Michigan Governor Gretchen Whitmer Says Trump's 'Inconsistent Messages' 'Put People in Greater Danger'

After Donald Trump announced he was halting immigration to the United States, Michigan Governor Gretchen Whitmer criticized the president for his comments during the White House's daily coronavirus briefings.

"I think that the nightly briefing has yielded a lot of inconsistent messages to the public—messages that put people in greater danger," Whitmer told the Associated Press on Tuesday.

States shutting down businesses to curb the spread of the outbreak has helped flatten the numbers curve, but it's also forced millions of people out of work. To put Americans "first in line for jobs," Trump announced on Tuesday a 60-day pause on immigration for those seeking permanent residency, with the potential to be extended.

Trump called it "wrong and unjust" for Americans who were laid off because of the outbreak to be "replaced with new immigrant labor flown in from abroad." He added that officials would examine what additional immigration-related measures should be put in place.

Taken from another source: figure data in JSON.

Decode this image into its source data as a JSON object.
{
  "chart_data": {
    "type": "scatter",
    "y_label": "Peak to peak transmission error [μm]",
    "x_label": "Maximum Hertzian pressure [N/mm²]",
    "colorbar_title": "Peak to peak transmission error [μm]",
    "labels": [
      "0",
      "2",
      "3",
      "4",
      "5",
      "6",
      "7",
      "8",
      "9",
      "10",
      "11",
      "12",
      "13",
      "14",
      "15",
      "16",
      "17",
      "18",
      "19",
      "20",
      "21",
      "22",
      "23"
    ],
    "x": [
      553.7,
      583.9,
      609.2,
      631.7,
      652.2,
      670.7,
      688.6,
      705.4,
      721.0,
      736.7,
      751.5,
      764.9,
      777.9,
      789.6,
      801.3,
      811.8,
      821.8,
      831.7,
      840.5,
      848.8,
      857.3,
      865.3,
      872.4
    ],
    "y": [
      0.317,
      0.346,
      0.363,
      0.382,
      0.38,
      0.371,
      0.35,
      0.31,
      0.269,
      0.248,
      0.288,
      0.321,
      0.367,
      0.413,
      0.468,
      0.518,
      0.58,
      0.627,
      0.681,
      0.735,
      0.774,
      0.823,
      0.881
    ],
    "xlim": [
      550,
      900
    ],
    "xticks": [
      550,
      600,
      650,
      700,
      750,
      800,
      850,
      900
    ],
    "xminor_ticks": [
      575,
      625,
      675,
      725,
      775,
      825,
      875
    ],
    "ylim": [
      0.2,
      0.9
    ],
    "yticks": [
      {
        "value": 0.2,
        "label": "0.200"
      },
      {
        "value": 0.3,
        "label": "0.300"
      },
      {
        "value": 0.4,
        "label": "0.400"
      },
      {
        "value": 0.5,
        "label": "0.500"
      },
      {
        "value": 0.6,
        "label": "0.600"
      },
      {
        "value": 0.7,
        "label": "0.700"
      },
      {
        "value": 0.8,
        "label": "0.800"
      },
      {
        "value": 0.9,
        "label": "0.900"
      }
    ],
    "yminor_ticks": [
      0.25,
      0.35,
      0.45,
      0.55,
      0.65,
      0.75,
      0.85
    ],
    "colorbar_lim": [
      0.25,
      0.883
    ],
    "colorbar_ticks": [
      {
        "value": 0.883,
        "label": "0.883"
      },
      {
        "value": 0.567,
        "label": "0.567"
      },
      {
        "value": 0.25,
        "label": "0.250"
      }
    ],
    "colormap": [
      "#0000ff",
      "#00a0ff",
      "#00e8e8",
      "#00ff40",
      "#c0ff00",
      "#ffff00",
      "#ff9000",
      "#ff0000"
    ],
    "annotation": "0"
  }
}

donald trump messages whitmer inconsistent danger
President Donald Trump speaks at the White House's daily coronavirus task force briefing on April 21. He announced that he would issue an order to halt immigration to the United States. Getty/Drew Angerer

Whitmer called the president's comments about immigration "problematic" and counter to what she thinks America needs as it deals with the outbreak. The governor claimed officials should be conveying an "optimistic vision" about where the country is headed and the "thrust to make it a reality." Instead of discussing immigration, she said, the focus should be on increasing America's testing capabilities.

"This is what we need right now—not additional new things to be upset about, fearful of or mad about," Whitmer told the AP.

Aside from the possibility that the halt on immigration could be lifted in 60 days, Trump didn't offer a set of criteria for lifting the order. But he said during Tuesday's briefing that it's possible that an unemployment rate of 4 or 5 percent could be the time to have a debate about the immigration order.

As of Wednesday morning, 4,163,464 people in America have been tested for the new coronavirus, with 825,306 having a positive result, according to a Johns Hopkins University tracker. Michigan, with 32,967 cases, is the seventh highest state, but it has had the third highest number of deaths.

Whitmer's stay-at-home order, which is among the strictest in the country, has drawn ire from some of her constituents who have protested its measures, seeing them as an infringement on their freedom. The governor defended the order on the basis that it was necessary to save lives. When it comes to reopening businesses, she told the AP, it would be a "slow re-entry."

"Our biggest concern, of course, is a second wave," Whitmer said. "The worst thing would be for us to spike the football and think we are outside of the danger zone, and to re-engage and find another peak of COVID-19."

The governor has floated the possibility of starting to relax measures on May 1 but has said that since the outbreak is a dynamic situation, it's too soon to say if that can definitely occur.